In dieser Saison sieht die Situation bei City jedoch weniger erfreulich aus und der öffentliche Druck auf Guardiola ist zuletzt weiter angestiegen. Daran konnte auch der überraschende Finalsieg im League Cup gegen den FC Arsenal nur bedingt etwas ändern.
„Ich habe mich sehr gefreut für ihn. Wir haben drei Jahre wunderbar zusammengearbeitet“, sagte Matthias Sammer bei Sky mit Blick auf den Pokalsieg und die gemeinsame Zeit beim FC Bayern.
Sammer über Guardiola und City: „Etwas stimmt nicht“
Dennoch legte der TV-Experte Guardiola nahe, die Ära Manchester City für sein eigenes Wohl zu beenden. „Jetzt sagt mir mein Bauchgefühl, dass etwas nicht stimmt, wenn ich in sein Gesicht schaue.

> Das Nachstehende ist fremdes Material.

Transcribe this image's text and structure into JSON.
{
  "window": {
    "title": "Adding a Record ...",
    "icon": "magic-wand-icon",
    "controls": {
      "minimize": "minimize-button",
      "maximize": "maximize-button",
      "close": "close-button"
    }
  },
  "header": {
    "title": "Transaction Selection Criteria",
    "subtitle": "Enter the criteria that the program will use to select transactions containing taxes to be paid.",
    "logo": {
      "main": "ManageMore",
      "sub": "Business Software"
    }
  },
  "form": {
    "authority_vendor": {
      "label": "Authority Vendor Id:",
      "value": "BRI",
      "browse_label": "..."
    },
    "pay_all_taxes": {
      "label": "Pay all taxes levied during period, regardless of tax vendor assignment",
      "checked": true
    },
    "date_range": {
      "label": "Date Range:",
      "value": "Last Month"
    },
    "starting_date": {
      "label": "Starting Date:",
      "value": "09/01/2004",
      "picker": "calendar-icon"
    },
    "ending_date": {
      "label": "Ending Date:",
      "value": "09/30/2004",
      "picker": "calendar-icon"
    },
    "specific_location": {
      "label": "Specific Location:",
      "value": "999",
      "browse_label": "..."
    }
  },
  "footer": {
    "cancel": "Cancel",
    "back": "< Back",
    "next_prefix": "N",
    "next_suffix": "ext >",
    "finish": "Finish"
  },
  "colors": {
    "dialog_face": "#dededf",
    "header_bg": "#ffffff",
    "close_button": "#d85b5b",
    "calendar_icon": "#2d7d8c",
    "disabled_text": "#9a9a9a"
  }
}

Ich würde ihm raten, durchzuschnaufen“, meinte Sammer.
Bei den Cityzens steht Guardiola noch bis 2027 unter Vertrag. Der Ratschlag von Sammer würde allerdings bedeuten, dass der 55-Jährige diese Laufzeit nicht erfüllen würde. Bereits nach dem Pokalfinale am Sonntag vermeldete die Daily Mail, dass Guardiola sich in einer kurzen Auszeit Gedanken um seine Zukunft machen wolle.
In der Premier League ist City in der laufenden Saison längst nur noch Verfolger. Im Saisonendspurt liegt Arsenal bereits neun Punkte vor dem Konkurrenten aus Manchester, allerdings absolvierte City auch ein Spiel weniger als die Gunners. In der Vorsaison war City sogar ganz ohne Titel geblieben.